Stormur commented 1 year ago

It is also conceivable to use subtypes, such as for conj:expl.

Defining criteria hinging on punctuation is an absolute no-go in my opinion. Also:

  • conj is prototypically between small units (like words or nominal phrases), and prototypically (at least in many languages) includes an explicit coordinating conjunction, cc

I think it actually is the contrary typologically. Anyway, it is not a universal criterion and I see no use in artificially delimiting co-ordination to undefined "small units", especially not when the interest in co-ordination lies exactly in its flexibility.

That would be a major change.

Would it really be one? I think this is already the line of some treebanks, at least the Latin ones.

  • ---= 19 East/West-Coast Specialized Servers - Total Privacy via Encryption =---

I do not think this relates to the cases discussed here, or the "prototypical" cases of conj/parataxis we have in mind. There is something extralinguistic going on in this example, at a textual level, as you notice.

amir-zeldes commented 1 year ago

That would be a major change.

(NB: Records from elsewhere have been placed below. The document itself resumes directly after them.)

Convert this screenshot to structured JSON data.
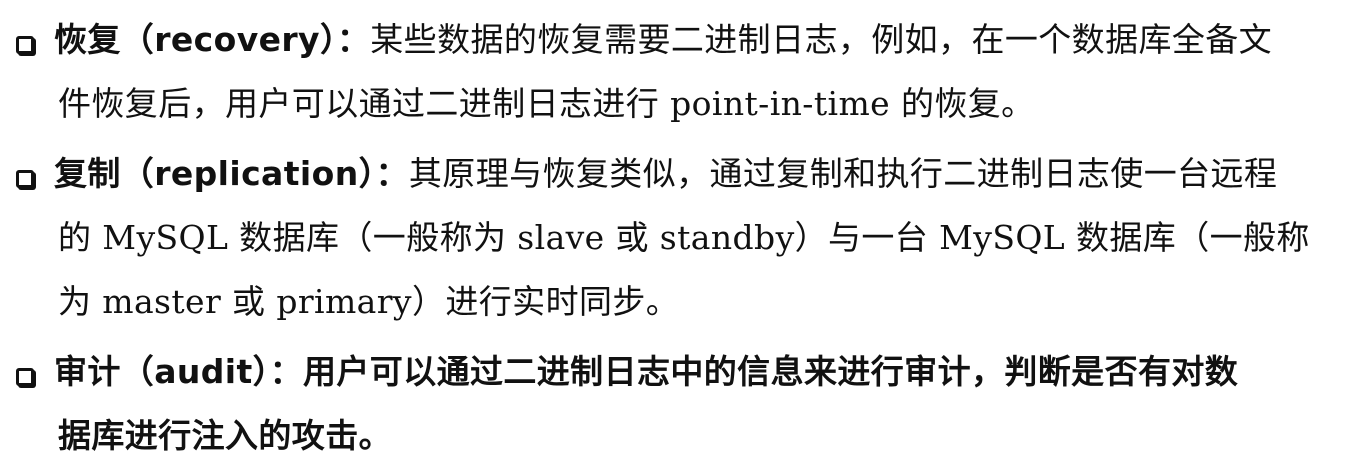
{
  "items": [
    {
      "term": "恢复（recovery）：",
      "lines": [
        "某些数据的恢复需要二进制日志，例如，在一个数据库全备文",
        "件恢复后，用户可以通过二进制日志进行 point-in-time 的恢复。"
      ]
    },
    {
      "term": "复制（replication）：",
      "lines": [
        "其原理与恢复类似，通过复制和执行二进制日志使一台远程",
        "的 MySQL 数据库（一般称为 slave 或 standby）与一台 MySQL 数据库（一般称",
        "为 master 或 primary）进行实时同步。"
      ]
    },
    {
      "term": "审计（audit）：",
      "lines": [
        "用户可以通过二进制日志中的信息来进行审计，判断是否有对数",
        "据库进行注入的攻击。"
      ]
    }
  ]
}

I wouldn't object to rethinking it for UDv3

I'm with @nschneid on this - very many, if not most UD corpora use parataxis to connect two predications which end up next to each other in a sentence without 'and'. I can easily name 10 that do it, and no trivial and reliable way to automatically distinguish which cases of the label are parenthetical, so while I have always been irked at parataxis covering both these uses, and would love to see a parataxis:prn or similar, I don't think it's feasible right now, maybe in the context of a V3 upgrade if we have a lot of people willing to work on it.

I also don't actually agree that it's the same as conj, so ideally I would have liked three labels, or subtypes indeed. The plain parataxis seems best suited to two things standing next to each other based on its meaning, so I would have done parataxis:prn for the other one and left conj out of it.